16 mars 2026 Publication

Mission d’appui à la restructuration des caves coopératives viticoles

  • Anne Sander
  • Benoît Bonnefoi

Les caves coopératives viticoles, un modèle d’avenir conditionné à leur restructuration.
Une mission du CGAAER formule des recommandations pour contribuer à restaurer leur performance.

Rapport de mission de conseil n°25066

Décembre 2025

Enjeux

De nombreuses caves coopératives viticoles sont en grande difficulté, avec pour conséquence des réductions d’effectifs, une baisse de la rémunération des adhérents et un fort endettement pouvant entraîner des tensions de trésorerie aux échéances. Dans ce contexte, une mission d’appui a été confiée au CGAAER afin d’analyser la structuration des caves au sein des régions viticoles, de diagnostiquer leurs fragilités et d’identifier des leviers d’action pour qu’elles redeviennent performantes et appréhendent mieux les marchés.

Méthodologie

Les travaux de la mission se sont basés sur des entretiens avec les acteurs locaux, régionaux, nationaux et européens de l’écosystème viti-vinicole. La mission a rencontré les représentants des caves coopératives viticoles de toutes les régions viticoles en se déplaçant spécifiquement en Occitanie, en Alsace, en Champagne et en Nouvelle-Aquitaine. Au total, 180 personnes ont été entendues.

Résumé

Les caves coopératives viticoles sont des acteurs majeurs dans de nombreuses régions françaises. Au nombre de 550, elles structurent les territoires, emploient 17 500 salariés et sont à l’origine, directement ou indirectement, de 60 000 emplois.

Au-delà des emplois salariés, les caves coopératives font vivre 35 000 exploitations. La santé financière des caves coopératives a un impact direct sur de nombreux métiers : négociants, courtiers, distillateurs, tonneliers, machinistes, imprimeurs d’étiquettes, professionnels du tourisme…

Depuis quelques années, elles doivent faire face à des difficultés économiques résultant d’une forte baisse de la consommation domestique de vin, d’une production soumise à des aléas climatiques intenses et répétés et de la baisse des volumes exportés. Ce phénomène n’est pas nouveau car pendant plusieurs décennies les crises viticoles se sont succédé. À chaque fois, le secteur s’est restructuré et a rebondi, ce qui pourrait laisser croire que mobiliser des mesures conjoncturelles pourrait relancer la filière en attendant que la production ou les ventes reprennent.
La situation actuelle est différente, trop dégradée, et nécessite des mesures d’accompagnement fortes, conjoncturelles et structurelles, pour engager une véritable transformation et rendre les coopératives à nouveau performantes. Le statu quo n’est pas une option, en raison d’un endettement élevé et de la difficulté d’un certain nombre d’entre elles à verser une rémunération permettant au coopérateur de vivre dignement et de couvrir ses charges.
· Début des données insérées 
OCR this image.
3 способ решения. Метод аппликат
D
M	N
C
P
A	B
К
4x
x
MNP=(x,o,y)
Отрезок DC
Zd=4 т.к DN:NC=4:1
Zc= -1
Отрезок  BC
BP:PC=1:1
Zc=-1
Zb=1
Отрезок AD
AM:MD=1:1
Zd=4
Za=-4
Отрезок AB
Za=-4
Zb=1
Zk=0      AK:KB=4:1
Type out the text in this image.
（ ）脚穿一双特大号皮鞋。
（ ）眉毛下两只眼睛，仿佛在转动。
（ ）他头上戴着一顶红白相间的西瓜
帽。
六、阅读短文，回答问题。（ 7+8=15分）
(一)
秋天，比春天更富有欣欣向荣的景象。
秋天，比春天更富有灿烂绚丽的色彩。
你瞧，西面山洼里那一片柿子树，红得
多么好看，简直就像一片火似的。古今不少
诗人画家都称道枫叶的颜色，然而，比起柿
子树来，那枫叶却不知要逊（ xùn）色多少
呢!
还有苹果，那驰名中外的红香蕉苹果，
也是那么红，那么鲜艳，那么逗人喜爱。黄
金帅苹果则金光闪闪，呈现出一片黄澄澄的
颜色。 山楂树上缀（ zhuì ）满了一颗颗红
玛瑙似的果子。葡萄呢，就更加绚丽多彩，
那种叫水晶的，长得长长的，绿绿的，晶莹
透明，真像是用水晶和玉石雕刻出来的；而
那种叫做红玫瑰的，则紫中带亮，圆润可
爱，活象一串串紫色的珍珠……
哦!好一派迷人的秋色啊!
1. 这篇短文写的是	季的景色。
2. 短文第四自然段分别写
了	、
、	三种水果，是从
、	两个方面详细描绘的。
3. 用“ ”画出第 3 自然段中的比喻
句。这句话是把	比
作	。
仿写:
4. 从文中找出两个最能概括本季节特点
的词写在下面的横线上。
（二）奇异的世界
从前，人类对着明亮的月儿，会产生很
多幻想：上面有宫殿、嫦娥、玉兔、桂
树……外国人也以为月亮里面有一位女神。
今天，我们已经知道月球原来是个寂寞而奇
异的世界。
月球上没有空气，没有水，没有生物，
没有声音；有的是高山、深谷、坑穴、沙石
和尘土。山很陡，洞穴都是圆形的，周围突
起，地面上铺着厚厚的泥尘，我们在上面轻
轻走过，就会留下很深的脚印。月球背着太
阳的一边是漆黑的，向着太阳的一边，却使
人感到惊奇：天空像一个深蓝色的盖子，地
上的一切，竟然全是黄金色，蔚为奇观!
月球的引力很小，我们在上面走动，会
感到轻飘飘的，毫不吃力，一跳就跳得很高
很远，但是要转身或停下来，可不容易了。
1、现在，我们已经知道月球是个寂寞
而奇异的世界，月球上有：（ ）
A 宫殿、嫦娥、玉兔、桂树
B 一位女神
Pour regagner en performance, les caves coopératives devront retravailler leur propre stratégie tout en s’inscrivant dans une dynamique collective.

Devant une situation dégradée, le parti pourrait être pris de renoncer au modèle coopératif. Les missionnés considèrent au contraire que, devant l’ensemble des défis mentionnés, le modèle coopératif, s’il s’adapte, apportera les clés pour permettre à l’ensemble du vignoble de se transformer et de se relever.

Pour y parvenir, la mission a formulé deux types de recommandations : celles s’adressant directement aux pouvoirs publics et celles qui relèvent davantage des professionnels.

L’ensemble des recommandations vise à :

  • faciliter la restructuration des prêts des caves coopératives par des prêts de consolidation de long terme, accordés par les banques et adossés à une garantie publique ;
  • financer des audits, qui pourront amener à des fusions de caves ou à davantage de mutualisations ;
  • soutenir les projets robustes de fusion de caves coopératives, qui englobent tous les éléments de performance et anticipent au mieux la baisse des apports en raisin, en raison d’aléas climatiques ou d’éventuels arrachages ;
  • développer des mutualisations entre différentes composantes : outils de vinification et de conditionnement, compétences en assurance-qualité, comptabilité… ;
  • structurer une stratégie commerciale, du marché à la parcelle, pour répondre aux nouvelles demandes des consommateurs et développer les ventes à l’export ;
  • investir dans les compétences : celles des collaborateurs et des administrateurs de caves coopératives ;
  • organiser un meilleur partage de la valeur à travers les accords de durabilité, une adaptation d’Égalim et la contractualisation pluriannuelle.